Clara beobachtete jede Bewegung, spürte, wie ihr Körper selbst nach Stunden des Vergnügens reagierte. Sofia wusste genau, was sie tat – provozierte, testete, machte klar, dass dies kein Abschied war.
Als Sofia fertig angezogen war, tat Clara es ihr gleich und nahm ihr Kleid, zog es über den Körper. Der Stoff war noch zerknittert, doch es war ihr egal. Tatsächlich gefiel ihr die Vorstellung, die Spuren dieser Nacht zu tragen.
Sofia trat näher und richtete den Träger von Claras Kleid mit den Fingern, die Knöchel streiften leicht ihre Schulter.
— Du siehst wunderschön aus — murmelte sie. — Selbst nachdem ich dich zerstört habe.
Clara lachte, hielt Sofias Handgelenk fest und küsste ihre Handfläche.
— Du hast mich nicht zerstört. Du hast mir nur gezeigt, wozu ich fähig bin.
Sofia lächelte, dieses Lächeln, von dem Clara bereits wusste, dass es sie in den kommenden Tagen verfolgen würde.
— Dann ist das erst der Anfang.
Sie verließen das Zimmer Hand in Hand, die Finger verschränkt, als wollten sie sich keine Sekunde trennen. Der Flur war leer, doch das Geräusch der Party hallte noch von unten wider, ein gedämpfter elektronischer Beat vermischt mit Gelächter und Gesprächen. Clara spürte einen Stich des Bedauerns, in die Realität zurückkehren zu müssen, doch dann drückte Sofia ihre Hand, und das Gefühl verflog.
— Gehst du jetzt? — fragte Clara und blieb vor der Treppe stehen, die in den Saal führte.
Sofia schüttelte den Kopf.
— Noch nicht. Ich bleibe bis zum Ende. — Sie beugte sich vor und küsste Clara leicht auf die Lippen. — Aber ich schicke dir eine Nachricht, sobald ich zu Hause bin.
Clara nickte und spürte den Geschmack von Sofia im Mund.
— Versprichst du es?
— Versprochen.
Sie sahen sich noch einen Moment lang an, als würden sie sich die Details des anderen einprägen.
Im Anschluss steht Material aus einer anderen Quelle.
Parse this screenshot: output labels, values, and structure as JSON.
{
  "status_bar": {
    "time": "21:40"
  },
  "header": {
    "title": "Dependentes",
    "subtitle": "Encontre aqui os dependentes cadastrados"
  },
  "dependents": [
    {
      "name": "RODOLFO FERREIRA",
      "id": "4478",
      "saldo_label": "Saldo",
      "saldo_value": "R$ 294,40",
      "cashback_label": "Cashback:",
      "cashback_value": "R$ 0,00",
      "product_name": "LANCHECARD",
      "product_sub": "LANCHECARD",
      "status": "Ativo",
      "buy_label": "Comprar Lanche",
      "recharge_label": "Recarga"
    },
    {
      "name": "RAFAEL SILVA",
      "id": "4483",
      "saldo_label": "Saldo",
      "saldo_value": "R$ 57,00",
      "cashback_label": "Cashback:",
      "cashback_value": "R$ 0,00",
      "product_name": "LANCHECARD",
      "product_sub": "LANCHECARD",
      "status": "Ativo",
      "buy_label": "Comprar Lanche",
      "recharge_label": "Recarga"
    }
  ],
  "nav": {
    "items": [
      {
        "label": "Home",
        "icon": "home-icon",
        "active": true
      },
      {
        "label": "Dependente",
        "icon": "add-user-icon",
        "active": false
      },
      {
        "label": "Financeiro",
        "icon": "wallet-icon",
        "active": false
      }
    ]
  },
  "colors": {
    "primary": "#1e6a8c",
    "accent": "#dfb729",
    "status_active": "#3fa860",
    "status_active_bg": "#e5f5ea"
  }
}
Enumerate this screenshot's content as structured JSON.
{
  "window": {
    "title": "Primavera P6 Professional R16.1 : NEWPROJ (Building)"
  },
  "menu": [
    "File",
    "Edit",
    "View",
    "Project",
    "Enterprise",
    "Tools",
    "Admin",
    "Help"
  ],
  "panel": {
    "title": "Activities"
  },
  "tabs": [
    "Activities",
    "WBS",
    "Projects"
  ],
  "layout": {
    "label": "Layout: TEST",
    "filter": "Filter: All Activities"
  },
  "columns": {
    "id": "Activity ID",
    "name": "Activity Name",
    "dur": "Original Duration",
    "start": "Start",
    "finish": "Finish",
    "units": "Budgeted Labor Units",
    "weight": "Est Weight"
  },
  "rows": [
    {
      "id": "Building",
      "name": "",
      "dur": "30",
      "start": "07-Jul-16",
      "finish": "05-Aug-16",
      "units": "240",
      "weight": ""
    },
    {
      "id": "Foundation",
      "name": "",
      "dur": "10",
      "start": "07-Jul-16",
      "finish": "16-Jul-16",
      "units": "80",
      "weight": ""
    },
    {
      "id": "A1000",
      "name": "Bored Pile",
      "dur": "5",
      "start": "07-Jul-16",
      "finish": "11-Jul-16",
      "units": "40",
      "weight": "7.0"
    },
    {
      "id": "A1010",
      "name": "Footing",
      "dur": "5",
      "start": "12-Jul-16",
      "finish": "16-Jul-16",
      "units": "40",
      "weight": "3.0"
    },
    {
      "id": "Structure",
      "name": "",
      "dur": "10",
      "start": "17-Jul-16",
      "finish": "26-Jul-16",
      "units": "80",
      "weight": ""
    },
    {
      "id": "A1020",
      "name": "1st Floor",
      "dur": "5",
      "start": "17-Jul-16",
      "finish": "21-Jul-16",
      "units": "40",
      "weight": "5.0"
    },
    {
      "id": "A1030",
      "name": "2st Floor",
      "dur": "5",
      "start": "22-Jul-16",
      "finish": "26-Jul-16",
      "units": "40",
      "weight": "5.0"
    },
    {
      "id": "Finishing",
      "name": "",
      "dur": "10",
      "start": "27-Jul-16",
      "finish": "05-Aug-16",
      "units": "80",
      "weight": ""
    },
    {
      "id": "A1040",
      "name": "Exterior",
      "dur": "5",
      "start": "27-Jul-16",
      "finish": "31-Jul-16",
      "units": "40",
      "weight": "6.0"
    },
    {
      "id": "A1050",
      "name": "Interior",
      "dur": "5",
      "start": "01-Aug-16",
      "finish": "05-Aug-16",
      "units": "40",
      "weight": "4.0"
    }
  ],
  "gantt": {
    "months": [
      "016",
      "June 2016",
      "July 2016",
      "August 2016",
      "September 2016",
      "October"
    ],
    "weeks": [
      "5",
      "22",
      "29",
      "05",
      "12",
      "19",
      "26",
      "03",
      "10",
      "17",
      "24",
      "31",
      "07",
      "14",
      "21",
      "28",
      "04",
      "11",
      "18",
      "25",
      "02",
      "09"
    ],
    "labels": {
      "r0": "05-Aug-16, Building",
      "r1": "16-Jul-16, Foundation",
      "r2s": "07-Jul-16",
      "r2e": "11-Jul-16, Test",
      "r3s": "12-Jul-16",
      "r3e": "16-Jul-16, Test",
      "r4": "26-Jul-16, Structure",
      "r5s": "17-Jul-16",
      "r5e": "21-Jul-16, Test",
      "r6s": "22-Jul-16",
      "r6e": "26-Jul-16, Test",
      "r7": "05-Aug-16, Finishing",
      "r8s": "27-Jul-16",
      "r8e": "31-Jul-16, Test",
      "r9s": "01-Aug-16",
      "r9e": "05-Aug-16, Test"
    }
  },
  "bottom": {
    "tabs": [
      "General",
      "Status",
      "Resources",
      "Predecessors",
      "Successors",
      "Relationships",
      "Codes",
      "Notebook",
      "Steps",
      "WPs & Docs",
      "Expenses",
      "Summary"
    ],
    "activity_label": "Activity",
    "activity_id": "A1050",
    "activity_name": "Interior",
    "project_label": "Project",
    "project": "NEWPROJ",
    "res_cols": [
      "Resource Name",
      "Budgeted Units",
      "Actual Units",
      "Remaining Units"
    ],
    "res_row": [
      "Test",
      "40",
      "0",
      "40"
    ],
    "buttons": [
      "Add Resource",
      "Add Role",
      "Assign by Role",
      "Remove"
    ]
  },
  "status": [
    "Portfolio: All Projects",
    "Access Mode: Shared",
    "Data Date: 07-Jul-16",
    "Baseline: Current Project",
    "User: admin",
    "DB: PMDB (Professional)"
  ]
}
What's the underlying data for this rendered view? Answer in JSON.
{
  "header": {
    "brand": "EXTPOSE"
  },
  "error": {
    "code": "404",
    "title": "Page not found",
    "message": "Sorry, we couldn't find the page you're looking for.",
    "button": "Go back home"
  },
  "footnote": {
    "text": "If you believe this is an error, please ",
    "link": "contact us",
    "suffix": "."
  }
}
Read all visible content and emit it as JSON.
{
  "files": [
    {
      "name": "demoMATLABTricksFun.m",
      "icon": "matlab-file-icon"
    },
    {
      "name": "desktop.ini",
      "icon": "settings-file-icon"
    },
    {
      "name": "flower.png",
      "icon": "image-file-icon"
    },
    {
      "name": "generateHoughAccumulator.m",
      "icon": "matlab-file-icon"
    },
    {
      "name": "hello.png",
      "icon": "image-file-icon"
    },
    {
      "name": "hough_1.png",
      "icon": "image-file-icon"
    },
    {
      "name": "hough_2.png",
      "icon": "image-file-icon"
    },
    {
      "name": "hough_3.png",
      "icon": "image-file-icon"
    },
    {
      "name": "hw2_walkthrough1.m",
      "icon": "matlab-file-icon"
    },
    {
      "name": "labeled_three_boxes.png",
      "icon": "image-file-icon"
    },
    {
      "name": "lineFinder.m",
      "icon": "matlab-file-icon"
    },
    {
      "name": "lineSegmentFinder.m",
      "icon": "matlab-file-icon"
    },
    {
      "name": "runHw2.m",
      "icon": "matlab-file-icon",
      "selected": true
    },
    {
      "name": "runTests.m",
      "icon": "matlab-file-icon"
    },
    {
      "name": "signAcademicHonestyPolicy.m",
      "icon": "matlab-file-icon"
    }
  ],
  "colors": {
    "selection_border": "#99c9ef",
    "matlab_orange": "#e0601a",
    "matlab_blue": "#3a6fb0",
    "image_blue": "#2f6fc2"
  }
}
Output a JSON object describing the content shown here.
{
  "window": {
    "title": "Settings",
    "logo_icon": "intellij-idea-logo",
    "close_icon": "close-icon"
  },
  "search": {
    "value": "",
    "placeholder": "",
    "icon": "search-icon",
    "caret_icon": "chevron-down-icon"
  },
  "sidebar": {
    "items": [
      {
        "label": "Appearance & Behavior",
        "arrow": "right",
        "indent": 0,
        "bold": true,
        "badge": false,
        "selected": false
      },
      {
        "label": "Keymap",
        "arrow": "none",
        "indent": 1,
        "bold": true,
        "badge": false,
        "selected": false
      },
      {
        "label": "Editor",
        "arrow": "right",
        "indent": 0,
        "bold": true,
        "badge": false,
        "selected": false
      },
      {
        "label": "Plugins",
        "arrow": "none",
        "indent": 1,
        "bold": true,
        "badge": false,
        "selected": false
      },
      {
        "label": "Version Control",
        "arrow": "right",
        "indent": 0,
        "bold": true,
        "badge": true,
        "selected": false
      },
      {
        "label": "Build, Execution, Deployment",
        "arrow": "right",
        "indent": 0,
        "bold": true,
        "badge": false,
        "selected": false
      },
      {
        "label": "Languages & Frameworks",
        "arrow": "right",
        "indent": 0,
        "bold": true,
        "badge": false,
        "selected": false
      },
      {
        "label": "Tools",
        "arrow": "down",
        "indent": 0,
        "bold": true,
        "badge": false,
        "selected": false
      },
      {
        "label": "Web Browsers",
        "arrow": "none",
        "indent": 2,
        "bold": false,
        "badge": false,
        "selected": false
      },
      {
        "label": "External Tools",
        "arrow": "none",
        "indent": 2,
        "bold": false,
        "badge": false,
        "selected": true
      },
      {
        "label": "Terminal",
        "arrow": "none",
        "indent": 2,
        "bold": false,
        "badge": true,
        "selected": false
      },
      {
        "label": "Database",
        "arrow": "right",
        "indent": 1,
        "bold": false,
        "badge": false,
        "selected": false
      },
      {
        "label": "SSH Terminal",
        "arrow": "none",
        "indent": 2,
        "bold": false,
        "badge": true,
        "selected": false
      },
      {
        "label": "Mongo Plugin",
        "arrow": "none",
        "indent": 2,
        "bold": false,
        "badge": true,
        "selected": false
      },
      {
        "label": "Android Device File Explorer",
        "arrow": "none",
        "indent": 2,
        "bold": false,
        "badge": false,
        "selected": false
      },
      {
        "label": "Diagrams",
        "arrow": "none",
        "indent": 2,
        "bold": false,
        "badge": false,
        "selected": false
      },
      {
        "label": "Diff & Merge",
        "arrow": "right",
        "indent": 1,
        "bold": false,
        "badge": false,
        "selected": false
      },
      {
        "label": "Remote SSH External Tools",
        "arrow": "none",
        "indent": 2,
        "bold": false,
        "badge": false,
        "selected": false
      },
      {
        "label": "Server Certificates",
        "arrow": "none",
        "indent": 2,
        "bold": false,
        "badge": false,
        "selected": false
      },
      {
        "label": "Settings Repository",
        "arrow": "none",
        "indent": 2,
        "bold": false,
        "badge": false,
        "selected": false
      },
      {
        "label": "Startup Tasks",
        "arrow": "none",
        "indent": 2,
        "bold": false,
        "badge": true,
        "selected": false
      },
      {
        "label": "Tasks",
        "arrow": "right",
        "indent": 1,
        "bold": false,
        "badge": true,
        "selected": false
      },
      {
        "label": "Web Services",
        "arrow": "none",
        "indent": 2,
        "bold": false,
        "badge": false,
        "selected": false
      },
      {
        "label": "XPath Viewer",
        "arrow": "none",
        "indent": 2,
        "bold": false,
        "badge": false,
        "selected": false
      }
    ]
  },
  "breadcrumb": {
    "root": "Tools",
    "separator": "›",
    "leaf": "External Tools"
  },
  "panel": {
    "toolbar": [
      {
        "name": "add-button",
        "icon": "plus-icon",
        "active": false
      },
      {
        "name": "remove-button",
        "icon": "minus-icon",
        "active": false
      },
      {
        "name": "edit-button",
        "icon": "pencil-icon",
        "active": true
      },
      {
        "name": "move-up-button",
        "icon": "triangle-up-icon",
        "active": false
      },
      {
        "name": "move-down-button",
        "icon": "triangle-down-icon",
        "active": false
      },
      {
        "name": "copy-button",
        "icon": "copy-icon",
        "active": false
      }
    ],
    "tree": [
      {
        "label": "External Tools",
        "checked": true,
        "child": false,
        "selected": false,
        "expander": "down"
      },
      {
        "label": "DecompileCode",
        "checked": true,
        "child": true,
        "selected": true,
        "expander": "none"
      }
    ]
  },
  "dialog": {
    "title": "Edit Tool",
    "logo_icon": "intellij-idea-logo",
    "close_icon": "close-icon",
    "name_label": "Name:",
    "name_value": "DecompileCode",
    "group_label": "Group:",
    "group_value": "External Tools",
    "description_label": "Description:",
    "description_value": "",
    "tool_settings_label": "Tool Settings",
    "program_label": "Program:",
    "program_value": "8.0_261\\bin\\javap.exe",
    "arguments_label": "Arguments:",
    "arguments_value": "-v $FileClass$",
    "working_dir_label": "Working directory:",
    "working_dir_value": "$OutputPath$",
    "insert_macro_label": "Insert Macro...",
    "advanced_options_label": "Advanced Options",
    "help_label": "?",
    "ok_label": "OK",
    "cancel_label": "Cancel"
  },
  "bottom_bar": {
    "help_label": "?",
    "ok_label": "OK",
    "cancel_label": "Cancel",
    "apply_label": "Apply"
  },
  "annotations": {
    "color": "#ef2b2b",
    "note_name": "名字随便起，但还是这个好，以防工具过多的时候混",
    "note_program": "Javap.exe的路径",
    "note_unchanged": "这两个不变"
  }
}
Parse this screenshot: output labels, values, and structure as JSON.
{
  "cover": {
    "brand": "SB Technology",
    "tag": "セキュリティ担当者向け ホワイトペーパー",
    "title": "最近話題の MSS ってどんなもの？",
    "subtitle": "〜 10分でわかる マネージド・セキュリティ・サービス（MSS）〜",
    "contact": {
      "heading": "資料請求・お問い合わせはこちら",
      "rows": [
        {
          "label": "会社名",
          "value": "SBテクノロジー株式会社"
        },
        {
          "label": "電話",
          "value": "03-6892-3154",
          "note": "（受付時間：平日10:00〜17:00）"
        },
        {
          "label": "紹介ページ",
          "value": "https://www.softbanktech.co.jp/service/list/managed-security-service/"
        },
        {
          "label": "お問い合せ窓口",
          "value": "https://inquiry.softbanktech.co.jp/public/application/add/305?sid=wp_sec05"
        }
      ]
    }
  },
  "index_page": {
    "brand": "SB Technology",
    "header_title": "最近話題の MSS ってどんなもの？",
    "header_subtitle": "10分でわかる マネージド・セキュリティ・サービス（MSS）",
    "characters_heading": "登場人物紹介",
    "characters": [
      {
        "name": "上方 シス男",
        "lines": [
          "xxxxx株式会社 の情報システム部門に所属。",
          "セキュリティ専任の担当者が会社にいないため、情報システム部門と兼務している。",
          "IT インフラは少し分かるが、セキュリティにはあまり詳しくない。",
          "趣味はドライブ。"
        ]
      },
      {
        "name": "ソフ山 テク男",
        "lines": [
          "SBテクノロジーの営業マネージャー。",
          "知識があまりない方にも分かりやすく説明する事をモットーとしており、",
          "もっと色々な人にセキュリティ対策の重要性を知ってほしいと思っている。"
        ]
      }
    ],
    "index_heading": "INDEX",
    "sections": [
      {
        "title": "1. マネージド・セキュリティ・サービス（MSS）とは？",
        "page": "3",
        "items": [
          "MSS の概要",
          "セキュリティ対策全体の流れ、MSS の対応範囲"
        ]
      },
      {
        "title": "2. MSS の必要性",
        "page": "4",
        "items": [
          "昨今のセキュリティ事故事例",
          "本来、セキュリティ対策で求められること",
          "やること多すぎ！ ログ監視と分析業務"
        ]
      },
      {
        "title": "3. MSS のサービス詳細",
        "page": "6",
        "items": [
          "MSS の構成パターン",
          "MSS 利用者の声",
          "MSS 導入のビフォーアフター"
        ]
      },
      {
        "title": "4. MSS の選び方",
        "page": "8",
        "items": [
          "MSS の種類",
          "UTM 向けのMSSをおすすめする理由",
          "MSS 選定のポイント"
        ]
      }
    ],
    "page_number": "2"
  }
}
Dann ließ Sofia ihre Hand los und ging die Treppe hinunter, ihr Körper bewegte sich mit dieser natürlichen Selbstsicherheit, die Clara so bewunderte.
Clara blieb noch einen Moment stehen und beobachtete, wie sie in der Menge verschwand. Als sie sich schließlich umdrehte, um zu gehen, vibrierte ihr Handy erneut. Sie nahm es heraus und lächelte, als sie die Nachricht las:
*"Wenn du mir nicht antwortest, tauche ich morgen in deinem Büro auf. Und ich gehe nicht, bis du mich wieder küsst."*
Clara tippte eine Antwort, die Finger zitterten leicht:
*"Ich kann es kaum erwarten."*
Und dann, mit der Sonne bereits hoch am Himmel und dem Herzen schneller schlagend, als es sollte, verließ sie die Party, in dem Wissen, dass diese Nacht alles verändert hatte. Es war kein Abschied. Es war eine Einladung.
Und Clara hatte vor, sie anzunehmen.